I watched an interesting video yesterday about a fellow learning how to smelt tin so he could alloy it with copper (which he also learned how to smelt) so that he could make Bronze which was a revolutionary metal in it’s time which allowed mankind to emerge from the stone age. He’s also the author of a book on “How to Rebuild Civilization”.

The problem is that should a total Earth catastrophe occur people are NOT going to be making Bronze.

There is a quite good Sci-Fi/Fantasy book series by S.M. Stirling called “Dies the Fire” or the “Emberverse”. In it the characters are caught in what at first seems to be a worldwide EMP in which all modern technology fails. They survive the initial chaos and then start trying to rebuild. Almost the first thing they try to do is build steam engines to provide traction power for machine tools and electricity. But none of it works. Steam engines simply do not work. Gunpowder doesn’t explode but simply burns slowly. Batteries do no generate electricity. Nor does any other industrial age technology. They are FORCED back to medieval technology like swords and bows. It proceeds from there.

The point is that they had KNOWLEDGE of industrial age technology like steam engines, steel, gunpowder, electricity, telegraph but the author invokes a deus ex machina to prevent them from building such technology. Otherwise they would certainly have skipped the medieval age and jumped straight to the early industrial age. Thus they are forced into a medieval society.

And that is the issue I have with the focus on more primitive technology. I applaud this fellows efforts to learn smelting and alloying of Bronze. I LOVE learning old skills like that simply out of fascination. But it is NOT what will be needed after a collapse.

We KNOW about gunpowder and steam engines. We KNOW about electricity. We KNOW about the telegraph. We KNOW about railroads. We KNOW about refining petroleum. We know of the EXISTENCE of industrial age technologies even if we don’t know exactly how to make them ourselves. We KNOW they are possible and have at least theoretical knowledge of how they work.

So if/when there is an imposed collapse of our modern technology we are not going to be sitting around the fire trying to think of how to make Bronze swords.

We are going to be figuring out how to making gunpowder (milled or corned) until we can perfect gun cotton (smokeless), how to make primers in order to make more ammunition for our modern weapons (as long as they last), how to get an old (non-computerized) diesel engine running until we can build a steam engines, how to build gang plows out of old car steel, etc.

We’ll skip right over the swords and bows and armor medieval age (however great it is for fantasy books) and go right to the 18th and 19th century industrial age.

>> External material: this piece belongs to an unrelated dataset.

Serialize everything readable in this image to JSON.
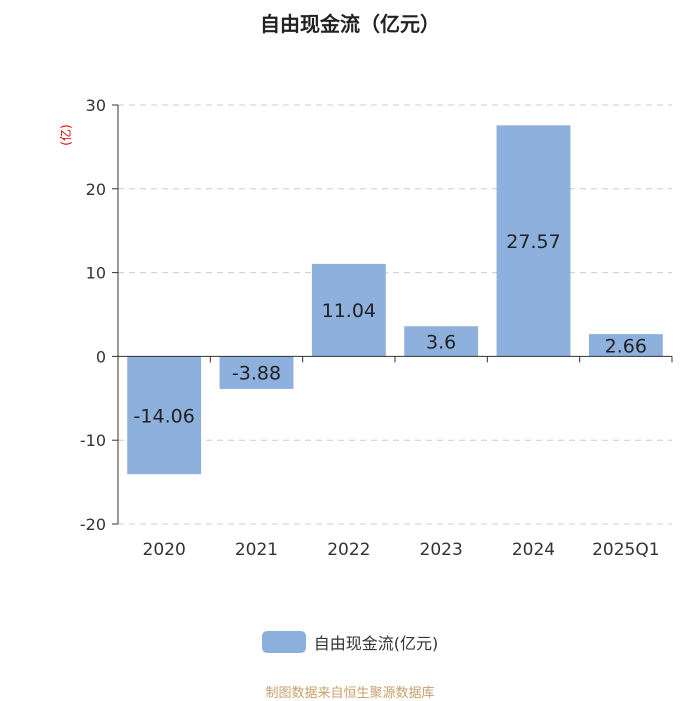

To illustrate the validity of the point even further, in Stirling’s companion series called “Island in the Sea of Time” the same event which destroyed technology in the former series transports the island of Nantucket to the Bronze Age. The characters in that series do just what you’d expect. They immediately start building an 18th and 19th century industrial base from which they manufacture modern technology to give them a massive edge over other societies. The story proceeds apace as they accomplish that and then interact with the Bronze Age civilizations.

It is a common theme. In Rally Cry by William Forstchen a Civil War regiment is transported to another world in the midst of a medieval war. They recreate 1800s technology. In Destroymen by Taylor Anderson a Destroyer is transposed from early WWII to a Bronze Age world. They rebuild 1800s technology. In the Axis of Time by John Birmingham a Modern Carrier Group gets transposed to early WWII where they help build a modern technology base for the Allies.

The theme is consistent. When people have to rebuild they build the most modern technology of which they are aware and capable. If someone KNOW about steel they are going to work on making THAT and not Bronze.

Reality will be the same. If one community builds bows and swords and another manufactures gunpowder and steam engine… history tells us how that ends.